March Is Irish Writers’ Appreciation Month!

Saint Patrick’s Day, a major annual celebration which takes place on March 17, is an event which promotes Irish culture, Irish art, Irish crafts and, of course, Irish writers.

Through their passionate, romantic, innovative, daring and sometimes even funny works, many of the authors who inspired and developed my love of books and writing in general, were in fact Irish. I bet most of you readers out there have encountered one or two of these books, and if you don’t like to read so much, most of them have inspired a number of movies/series as well.

Here is a list of seven of my top favourite books by Irish writers (and geniuses).

  1. The Picture of Dorian Gray – Oscar Wilde (1854 – 1900)

My Masters Degree thesis focused on Oscar Wilde, so I just adore his works, but this one has a special place in my heart. Its mere preface is a manifesto of the writers’ daring and open view of the world. The book itself is a masterpiece, not just of decadence, but of psychological evolution and the quest for understanding.

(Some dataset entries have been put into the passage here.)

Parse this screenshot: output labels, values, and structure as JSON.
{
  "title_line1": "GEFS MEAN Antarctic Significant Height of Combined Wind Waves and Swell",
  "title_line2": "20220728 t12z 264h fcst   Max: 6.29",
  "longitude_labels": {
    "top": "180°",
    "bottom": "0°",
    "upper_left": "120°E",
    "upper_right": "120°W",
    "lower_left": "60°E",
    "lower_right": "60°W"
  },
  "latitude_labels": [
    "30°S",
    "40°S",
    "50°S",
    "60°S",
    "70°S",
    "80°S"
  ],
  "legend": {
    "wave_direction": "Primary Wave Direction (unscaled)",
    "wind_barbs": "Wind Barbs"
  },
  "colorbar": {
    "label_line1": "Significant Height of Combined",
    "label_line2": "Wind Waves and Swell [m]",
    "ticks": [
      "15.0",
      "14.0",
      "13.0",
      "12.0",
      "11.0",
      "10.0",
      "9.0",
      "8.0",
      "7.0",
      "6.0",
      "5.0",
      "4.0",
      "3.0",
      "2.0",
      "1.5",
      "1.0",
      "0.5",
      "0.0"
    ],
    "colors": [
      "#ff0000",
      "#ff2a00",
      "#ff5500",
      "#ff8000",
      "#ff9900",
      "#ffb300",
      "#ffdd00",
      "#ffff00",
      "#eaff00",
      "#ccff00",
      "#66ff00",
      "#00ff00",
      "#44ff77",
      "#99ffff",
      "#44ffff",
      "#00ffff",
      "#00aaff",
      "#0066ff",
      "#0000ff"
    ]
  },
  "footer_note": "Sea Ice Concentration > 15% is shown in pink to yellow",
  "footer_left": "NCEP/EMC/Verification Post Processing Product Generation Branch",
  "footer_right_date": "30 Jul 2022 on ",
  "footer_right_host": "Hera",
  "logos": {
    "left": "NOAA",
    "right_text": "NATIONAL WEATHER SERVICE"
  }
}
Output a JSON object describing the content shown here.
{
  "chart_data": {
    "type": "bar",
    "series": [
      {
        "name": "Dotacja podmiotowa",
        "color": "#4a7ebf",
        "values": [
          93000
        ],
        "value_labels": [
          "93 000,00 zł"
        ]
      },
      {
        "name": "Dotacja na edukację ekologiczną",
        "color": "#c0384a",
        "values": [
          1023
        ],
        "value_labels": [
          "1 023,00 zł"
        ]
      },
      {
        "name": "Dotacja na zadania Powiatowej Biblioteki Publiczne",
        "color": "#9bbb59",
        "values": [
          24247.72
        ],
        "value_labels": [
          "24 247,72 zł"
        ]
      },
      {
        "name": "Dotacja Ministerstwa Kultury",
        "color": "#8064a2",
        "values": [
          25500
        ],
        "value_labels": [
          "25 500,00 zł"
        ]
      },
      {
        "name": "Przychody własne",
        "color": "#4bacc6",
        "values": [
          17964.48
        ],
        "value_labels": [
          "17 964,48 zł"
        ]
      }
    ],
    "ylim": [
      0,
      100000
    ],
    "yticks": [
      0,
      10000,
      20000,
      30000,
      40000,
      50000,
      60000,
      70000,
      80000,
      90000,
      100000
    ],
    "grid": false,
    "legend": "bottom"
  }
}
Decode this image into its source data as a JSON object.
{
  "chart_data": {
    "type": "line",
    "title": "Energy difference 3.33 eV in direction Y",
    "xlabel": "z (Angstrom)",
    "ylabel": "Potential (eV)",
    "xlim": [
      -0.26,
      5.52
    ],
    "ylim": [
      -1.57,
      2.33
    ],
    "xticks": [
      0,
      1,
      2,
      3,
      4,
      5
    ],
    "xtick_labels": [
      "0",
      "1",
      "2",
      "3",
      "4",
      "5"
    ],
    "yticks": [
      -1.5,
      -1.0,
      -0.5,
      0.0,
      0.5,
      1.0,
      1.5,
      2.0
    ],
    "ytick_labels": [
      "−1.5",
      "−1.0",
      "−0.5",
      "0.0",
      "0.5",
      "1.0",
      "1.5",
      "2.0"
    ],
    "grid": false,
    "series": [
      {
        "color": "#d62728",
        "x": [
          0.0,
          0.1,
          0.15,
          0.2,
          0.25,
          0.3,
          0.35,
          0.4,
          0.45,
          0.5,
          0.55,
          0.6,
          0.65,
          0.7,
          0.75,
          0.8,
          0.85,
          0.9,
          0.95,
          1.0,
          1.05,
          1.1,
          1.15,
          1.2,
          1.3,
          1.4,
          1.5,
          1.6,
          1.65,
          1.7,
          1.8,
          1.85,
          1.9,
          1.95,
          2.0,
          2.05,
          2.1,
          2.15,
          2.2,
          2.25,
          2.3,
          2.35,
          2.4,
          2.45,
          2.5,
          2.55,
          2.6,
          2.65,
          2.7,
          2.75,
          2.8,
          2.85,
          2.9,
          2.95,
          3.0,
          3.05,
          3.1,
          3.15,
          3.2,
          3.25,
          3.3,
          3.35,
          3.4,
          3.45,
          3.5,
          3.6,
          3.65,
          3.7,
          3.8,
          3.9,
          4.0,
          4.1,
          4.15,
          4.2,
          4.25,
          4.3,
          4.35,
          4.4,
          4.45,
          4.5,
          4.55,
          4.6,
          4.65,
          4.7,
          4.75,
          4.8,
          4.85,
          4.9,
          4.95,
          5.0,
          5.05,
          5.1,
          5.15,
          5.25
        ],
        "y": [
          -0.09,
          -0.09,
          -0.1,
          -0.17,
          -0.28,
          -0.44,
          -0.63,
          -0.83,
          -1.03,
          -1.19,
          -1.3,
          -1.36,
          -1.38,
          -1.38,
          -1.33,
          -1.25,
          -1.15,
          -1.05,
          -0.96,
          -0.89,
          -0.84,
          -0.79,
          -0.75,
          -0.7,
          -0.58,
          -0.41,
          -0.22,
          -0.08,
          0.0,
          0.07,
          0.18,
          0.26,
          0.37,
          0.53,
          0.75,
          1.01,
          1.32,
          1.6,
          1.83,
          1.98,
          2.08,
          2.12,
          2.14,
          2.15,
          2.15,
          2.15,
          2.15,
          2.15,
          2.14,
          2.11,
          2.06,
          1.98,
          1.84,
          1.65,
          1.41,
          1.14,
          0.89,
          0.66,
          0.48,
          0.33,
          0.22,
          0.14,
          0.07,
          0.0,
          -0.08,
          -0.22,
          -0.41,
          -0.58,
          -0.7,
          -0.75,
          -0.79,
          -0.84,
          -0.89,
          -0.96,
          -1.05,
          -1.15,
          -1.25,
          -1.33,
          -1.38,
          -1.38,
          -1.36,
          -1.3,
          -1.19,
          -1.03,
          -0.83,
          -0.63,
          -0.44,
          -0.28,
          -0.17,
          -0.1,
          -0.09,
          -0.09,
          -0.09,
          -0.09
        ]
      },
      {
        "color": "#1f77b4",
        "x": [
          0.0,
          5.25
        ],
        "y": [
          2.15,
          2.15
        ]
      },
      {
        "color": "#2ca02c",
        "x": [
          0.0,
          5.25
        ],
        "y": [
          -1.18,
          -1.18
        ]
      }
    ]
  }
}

  1. Dracula – Bram Stoker (1847 – 1912)

Everyone knows the story, which spurred on hundreds if not thousands of spin-offs. No one seems to know that the writer was Irish!!!

  1. The Wasteland –T. S Eliot (1888 – 1965)

This is one of the few books which I have read so many times that all the pages have literally fallen out. I’m not joking. The metaphorical ideology and the premise of how and why Christianity sifted and turned Irish pagan worship and faerie tales to its own stolen doctrine is staggering. The way Eliot uses the language is beautiful and melodic, his poetry hypnotic in its intensity. There are so many layers to this work, reading it again and again is necessary – reading it once is simply not enough.

  1. Ulysses – James Joyce (1882 – 1941)

Stream of Consciousness, which is a narrative mode which depicts feelings and thoughts exactly as they are felt in succession, is a very dynamic and realistic form of writing. Through an interior monologue, the narrator/s depicts not just his life, but his every thought process and psychological involvement. Ulysses, being a day in the life of Harold Bloom, is a simple book – and yet a very complex one.

  1. The Celtic Twilight – William Butler Yeats (1865 – 1939)

The Irish Poet par excellence. Through his poetry Yeats tried to transmit his love for his country and the beauty of everyday passions, while at the same time furthering his Nationalist ideals and being a driving force behind the so-called Gaelic Revival movement.

  1. The Lion, the Witch, and the Wardrobe series – C. S Lewis (1898 – 1963)

The Narnia books were a very important part of my childhood. Lewis charms young and adult alike with his wonderful tales which portray fantastical characters, while depicting metaphors of Christianity and echoes of realism.

  1. Gulliver’s Travels – Jonathan Swift

Political satire and social hatred couched in the guise of a children’s tale – could anything be more poignant? Everyone knows the tale of Gulliver’s Travels … or do they? If all you’ve watched is the movie, whichever version or year it came out in, then you haven’t experienced the best part of these travels. While the movies always portray the first and most light-hearted part of the novel, that is the voyage to Lilliput and Brobdingnag (the land of the giants), they fail to describe the more serious part of the book, which actually deals with social satire and criticism. A real must read!